We showed them chess games and they became unbeatable opponents; we made them read our texts and they began to write; They also learned to paint and retouch photographs. Has anyone doubted that artificial intelligence cannot do the same with speech and music?
Google’s research division introduced AudioLM (paper), a framework for generating high-quality sound that remains constant over the long term. To do this, it starts from a recording of just a few seconds, and is capable of extending it naturally and coherently. More particularly, she achieves it without having been trained with previous transcripts or annotations even though the generated speech is syntactically plausible and semantically plausible. Furthermore, it maintains the identity and prosody of the speaker to the point where the listener cannot tell which part of the audio is original and which part has been generated by artificial intelligence.
The examples of this artificial intelligence are striking. Not only is it capable of reproducing articulation, pitch, timbre, and intensity, but it is also capable of capturing the sound of the speaker’s breath and forming meaningful sentences. If it’s not from a studio sound, but from a sound with background noise, AudioLM plays it back for continuity. You can listen to more samples on the AudioLM website.
An artificial intelligence trained in semantics and acoustics
What it’s like ? Generating audio or music is nothing new. But the method devised by Google researchers to solve the problem is as follows. Semantic markers are extracted from each audio to encode a high-level structure (phonemes, lexicon, semantics…), and acoustic markers (speaker identity, recording quality, background noise…). With this data already processed and understandable for artificial intelligence, AudioML begins its work by establishing a hierarchy in which it first predicts semantic markers which are then used as constraints to predict the acoustic markers. These are then reused at the end to turn the bits into something humans can listen to.
This semantic separation of acoustics and its hierarchy is not only a beneficial practice for training language models to generate speech. According to the researchers, it is also more efficient when it comes to processing piano compositions, as they show on their website. It is much better than models that only train with acoustic markers.
The most important thing about AudioLM’s artificial intelligence is not that it is able to chase speeches and melodies, but that it can do everything at the same time.

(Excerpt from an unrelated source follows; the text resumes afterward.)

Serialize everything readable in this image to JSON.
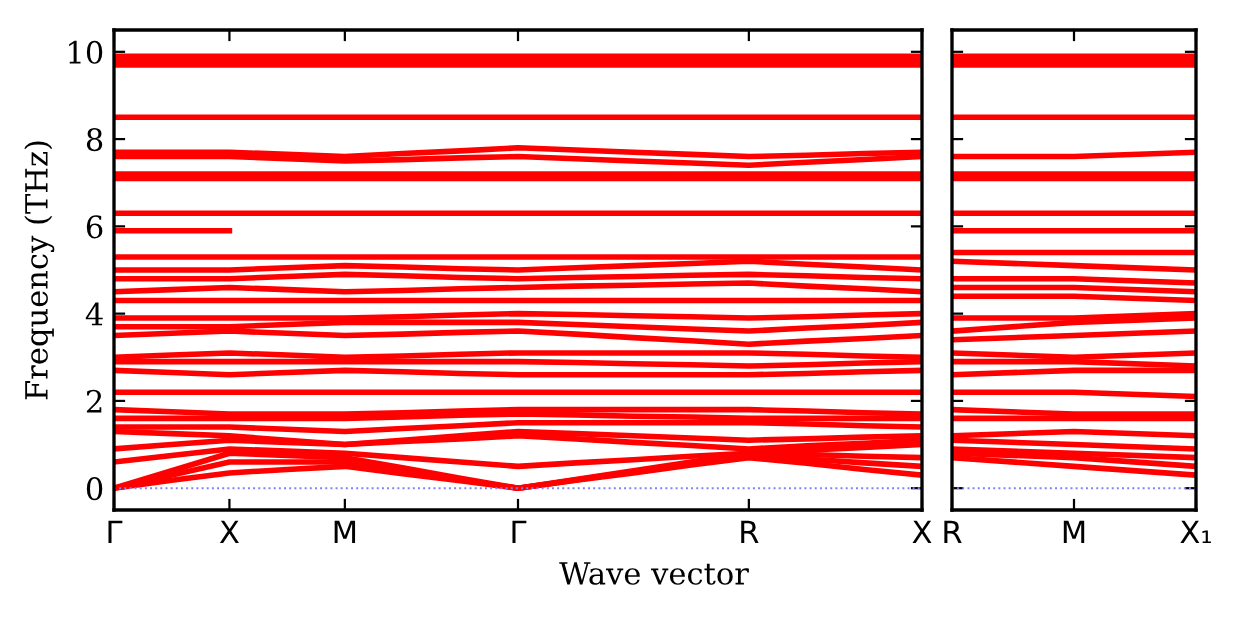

It is then, a unique language model that can be used to convert text to speech a robot could read entire books and give voiceover professionals a break or make any device capable of communicating with people using a familiar voice. This idea has already been explored by Amazon, which has considered using the voices of your loved ones in its Alexa speakers.
Exciting or dangerous?
Software like Dalle-2 and Stable Diffusion are great tools for sketching out ideas or generating creative assets in seconds, like the illustration used on the cover of this article. Audio can be even more important, and one can imagine that several companies use an announcer’s voice on demand. Movies could even be dubbed with the voices of deceased actors. The reader may wonder if this possibility, although exciting, would not be dangerous. Any audio recording could be manipulated for political, legal or judicial purposes. According to Google, while humans struggle to detect what is human intelligence and what is artificial intelligence, a computer can detect whether the audio is organic or not. In other words, it is not only the machine that can replace us but to enhance their work, it will be essential to have another machine.
For now, AudioLM is not open to the public, it is just a language model that can be integrated into different projects. But this demo, along with OpenAI’s Jukebox music program, shows how quickly we’re entering a new world where no one will know, or care, if that photo was taken by a person or if there’s a person or a voice. in off artificially generated on the screen. other end of the line in real time.